Plus inquiétant encore, le type de peste majoritairement détecté est la forme pulmonaire : sans traitement adéquat, l’issue est fatale.
« La peste est endémique à Madagascar, elle ressurgit chaque année mais généralement il s’agit de peste bubonique, non-transmissible d’un être humain à l’autre et qui se développe dans les zones rurales. La singularité de cette épidémie est qu’aujourd’hui nous faisons face à une peste pulmonaire, hautement transmissible, et qui sévit en zones urbaines où toutes les conditions sont réunies pour que l’épidémie se propage. » explique Olivier Le Guillou, le directeur pays d’Action contre la Faim à Madagascar.
Depuis 2011, nos équipes luttent contre la sous-nutrition dans les bidonvilles d’Antananarivo et dans le sud du pays. Profitant de notre forte reconnaissance dans ces quartiers, nous déployons une approche communautaire afin de renforcer les connaissances et les bons réflexes des populations pour se protéger ou se faire prendre en charge. Rapidement mobilisés, nous intervenons dans deux hôpitaux de la capitale pour aider les équipes médicales à faire face à cette urgence sanitaire.
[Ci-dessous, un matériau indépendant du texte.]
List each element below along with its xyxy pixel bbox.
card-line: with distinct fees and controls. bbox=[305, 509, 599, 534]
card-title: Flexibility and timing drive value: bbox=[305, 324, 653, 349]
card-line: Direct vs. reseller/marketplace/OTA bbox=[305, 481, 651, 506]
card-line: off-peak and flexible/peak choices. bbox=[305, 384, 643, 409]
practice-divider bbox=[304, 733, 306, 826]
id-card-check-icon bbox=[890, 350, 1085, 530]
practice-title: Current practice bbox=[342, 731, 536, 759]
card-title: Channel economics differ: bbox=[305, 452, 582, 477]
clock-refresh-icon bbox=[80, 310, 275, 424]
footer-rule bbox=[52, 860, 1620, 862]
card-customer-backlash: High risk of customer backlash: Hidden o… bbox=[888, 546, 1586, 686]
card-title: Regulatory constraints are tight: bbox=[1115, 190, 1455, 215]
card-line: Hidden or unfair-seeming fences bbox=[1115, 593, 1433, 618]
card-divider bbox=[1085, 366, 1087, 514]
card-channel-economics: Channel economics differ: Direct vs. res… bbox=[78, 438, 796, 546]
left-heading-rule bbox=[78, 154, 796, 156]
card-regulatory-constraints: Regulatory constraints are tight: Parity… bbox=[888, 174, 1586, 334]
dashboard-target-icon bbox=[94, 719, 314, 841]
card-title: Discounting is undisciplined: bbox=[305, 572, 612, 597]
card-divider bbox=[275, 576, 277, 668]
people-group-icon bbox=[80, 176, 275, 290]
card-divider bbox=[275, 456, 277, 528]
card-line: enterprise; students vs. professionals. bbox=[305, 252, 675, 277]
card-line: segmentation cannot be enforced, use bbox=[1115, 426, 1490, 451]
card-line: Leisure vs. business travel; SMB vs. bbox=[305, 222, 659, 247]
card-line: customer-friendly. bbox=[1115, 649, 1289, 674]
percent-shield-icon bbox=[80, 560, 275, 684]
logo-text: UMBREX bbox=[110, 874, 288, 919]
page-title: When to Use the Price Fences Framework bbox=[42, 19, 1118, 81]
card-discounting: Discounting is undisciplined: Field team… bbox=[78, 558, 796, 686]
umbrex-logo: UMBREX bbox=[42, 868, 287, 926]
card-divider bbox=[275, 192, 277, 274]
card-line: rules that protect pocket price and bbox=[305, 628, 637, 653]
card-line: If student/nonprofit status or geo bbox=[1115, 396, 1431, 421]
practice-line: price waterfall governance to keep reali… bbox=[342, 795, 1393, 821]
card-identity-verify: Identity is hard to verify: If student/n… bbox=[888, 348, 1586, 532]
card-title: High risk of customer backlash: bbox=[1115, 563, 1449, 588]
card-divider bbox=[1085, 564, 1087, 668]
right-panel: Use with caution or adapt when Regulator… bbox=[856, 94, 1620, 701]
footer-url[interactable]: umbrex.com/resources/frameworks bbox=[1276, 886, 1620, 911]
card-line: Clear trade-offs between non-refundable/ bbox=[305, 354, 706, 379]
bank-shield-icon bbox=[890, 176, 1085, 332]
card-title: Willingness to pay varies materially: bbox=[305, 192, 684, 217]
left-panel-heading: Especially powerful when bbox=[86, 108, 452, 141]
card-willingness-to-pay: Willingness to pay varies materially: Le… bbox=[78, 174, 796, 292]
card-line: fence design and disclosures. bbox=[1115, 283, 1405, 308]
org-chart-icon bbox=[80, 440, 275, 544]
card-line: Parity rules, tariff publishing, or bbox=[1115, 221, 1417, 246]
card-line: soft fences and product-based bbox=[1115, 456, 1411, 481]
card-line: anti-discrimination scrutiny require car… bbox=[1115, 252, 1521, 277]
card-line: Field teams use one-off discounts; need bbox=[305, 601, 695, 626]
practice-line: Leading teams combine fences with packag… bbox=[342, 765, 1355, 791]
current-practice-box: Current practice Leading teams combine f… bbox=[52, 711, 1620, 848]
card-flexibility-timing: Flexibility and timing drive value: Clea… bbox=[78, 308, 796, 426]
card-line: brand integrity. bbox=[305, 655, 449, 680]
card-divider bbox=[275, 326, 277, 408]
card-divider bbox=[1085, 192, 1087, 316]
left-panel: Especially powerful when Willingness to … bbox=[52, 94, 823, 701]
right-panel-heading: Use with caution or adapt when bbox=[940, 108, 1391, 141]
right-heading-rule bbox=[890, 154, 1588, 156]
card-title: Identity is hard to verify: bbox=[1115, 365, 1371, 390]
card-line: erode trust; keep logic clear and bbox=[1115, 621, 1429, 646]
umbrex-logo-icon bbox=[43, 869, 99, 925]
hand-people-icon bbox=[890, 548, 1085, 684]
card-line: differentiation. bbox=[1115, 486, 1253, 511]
Prévenir la propagation de l’épidémie.
Transmissible d’un individu à l’autre par simple inhalation de gouttelettes respiratoires infectées, la peste pulmonaire présente un haut potentiel de contamination notamment dans les zones urbaines pauvres d’Antananarivo et de Toamasina en raison de la forte densité de population.
Pour lutter contre la propagation de la maladie, des mesures de prévention doivent être mises en place rapidement. Le gouvernement malgache a d’ores et déjà interdit les rassemblements publics, et les personnels soignants - qui sont les plus exposés à la contamination - reçoivent un traitement médical préventif.
« Les symptômes de la peste pulmonaire sont très proches d’un état grippal. La période d’incubation dure d’un à trois jours. Les personnes ressentent une forte fièvre, des maux de tête, une faiblesse généralisée et des douleurs thoraciques qui évoluent en pneumonie grave. En 48h, sans traitement adapté, l’issue est mortelle. » explique Caroline Antoine, référente santé à Action contre la Faim.
L’identification des personnes infectées est un des enjeux majeurs du contrôle de l’épidémie. Il est indispensable de pouvoir retracer les parcours et les rencontres des patients pour démarrer un traitement antibiotique des personnes ayant été en contact afin de réduire la transmission.
Nos équipes travaillent avec les autorités sanitaires et les acteurs internationaux pour mettre en place des protocoles de protection et de contrôle de l’infection, notamment dans les structures de santé. Formation du personnel de santé, mise en place de stations de lavage des mains, désinfection des locaux, gestion des déchets contaminés et des eaux usées sont autant de mesures qui permettent de réduire les risques et soutenir les centres de santé dans leur prise en charge des patients.
Sensibiliser et mobiliser les communautés pour éviter une aggravation de la situation.
« L’épidémie est devant nous, explique Olivier Le Guillou, nous n’avons pas encore atteint le pic. La propagation a été tellement fulgurante que la prise de conscience prend du temps mais on note une amélioration des mesures. Depuis ce week-end, nous commençons à voir les conducteurs d’ambulances avec des masques de protection, ce qu’on ne voyait pas la semaine dernière. »
Au-delà de la prise en charge médicale, le futur défi sera de mobiliser les communautés pour lutter contre la propagation de l’épidémie mais aussi d’apporter un soutien psychologique aux personnes infectées et à leur entourage.
« Grâce à notre expérience de l’épidémie Ebola en Afrique de l’Ouest ainsi que de la gestion des flambées de choléra dans plusieurs de nos pays d’intervention, nous avons développé une vraie expertise pour soutenir les familles, qui sera mise en place dans les semaines à venir. Être confronté à une épidémie suscite souvent de fortes réactions émotionnelles et déstabilise les liens sociaux et familiaux : ce sont des réponses normales à une situation inhabituelle qui prennent la forme de stress, de peurs, de colères, de deuils et de stigmatisation associée à l’épidémie. » rajoute Olivier Le Guillou.